Это задействование Бакунина указывает на более масштабный проект признания беспрерывности анархизма как совокупности мысли и практики. Довольно часто мы слышим о разнообразии и неоднородности анархизма. Это явно так, и я не хочу это отрицать. Тем не менее, важно подчеркнуть последовательности в анархистской деятельности, которая идентифицирует себя как анархическая, особенно в отношении либертарно-социалистического проекта, потому что они играли наиболее заметную роль в истории анархистской деятельности. Изучение этой беспрерывности не является проектом овеществления, где мы должны каким-то образом применять или внедрять классические анархистские идеи в сегодняшние движения.

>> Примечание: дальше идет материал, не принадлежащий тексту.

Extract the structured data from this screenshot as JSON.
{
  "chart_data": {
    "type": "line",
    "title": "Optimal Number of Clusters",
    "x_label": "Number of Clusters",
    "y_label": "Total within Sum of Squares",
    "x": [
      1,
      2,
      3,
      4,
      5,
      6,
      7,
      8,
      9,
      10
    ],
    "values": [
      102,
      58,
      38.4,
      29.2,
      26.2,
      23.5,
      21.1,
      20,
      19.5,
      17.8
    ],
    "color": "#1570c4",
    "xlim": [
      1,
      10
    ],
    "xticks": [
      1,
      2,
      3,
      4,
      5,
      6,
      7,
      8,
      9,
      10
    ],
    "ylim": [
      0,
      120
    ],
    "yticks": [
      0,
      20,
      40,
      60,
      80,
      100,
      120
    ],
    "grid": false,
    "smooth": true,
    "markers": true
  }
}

Оно направлено на празднование богатой, все еще яркой истории анархизма, несущей шрамы сектантства и отличительные признаки разнообразия и дающей надежду реализовать мир, свободный от господства и эксплуатации. Изучение беспрерывностей классической анархистской мысли состоит не в том, чтобы упасть в пасть власти, а в том, чтобы напомнить себе о наших прошлых битвах, выявить наши прошлые ошибки и в конечном итоге извлечь уроки из нашей сложной истории. Чтобы понять, кто мы, мы должны понять, кто был до нас, и взгляд на классический анархизм мог бы просто помочь сделать это.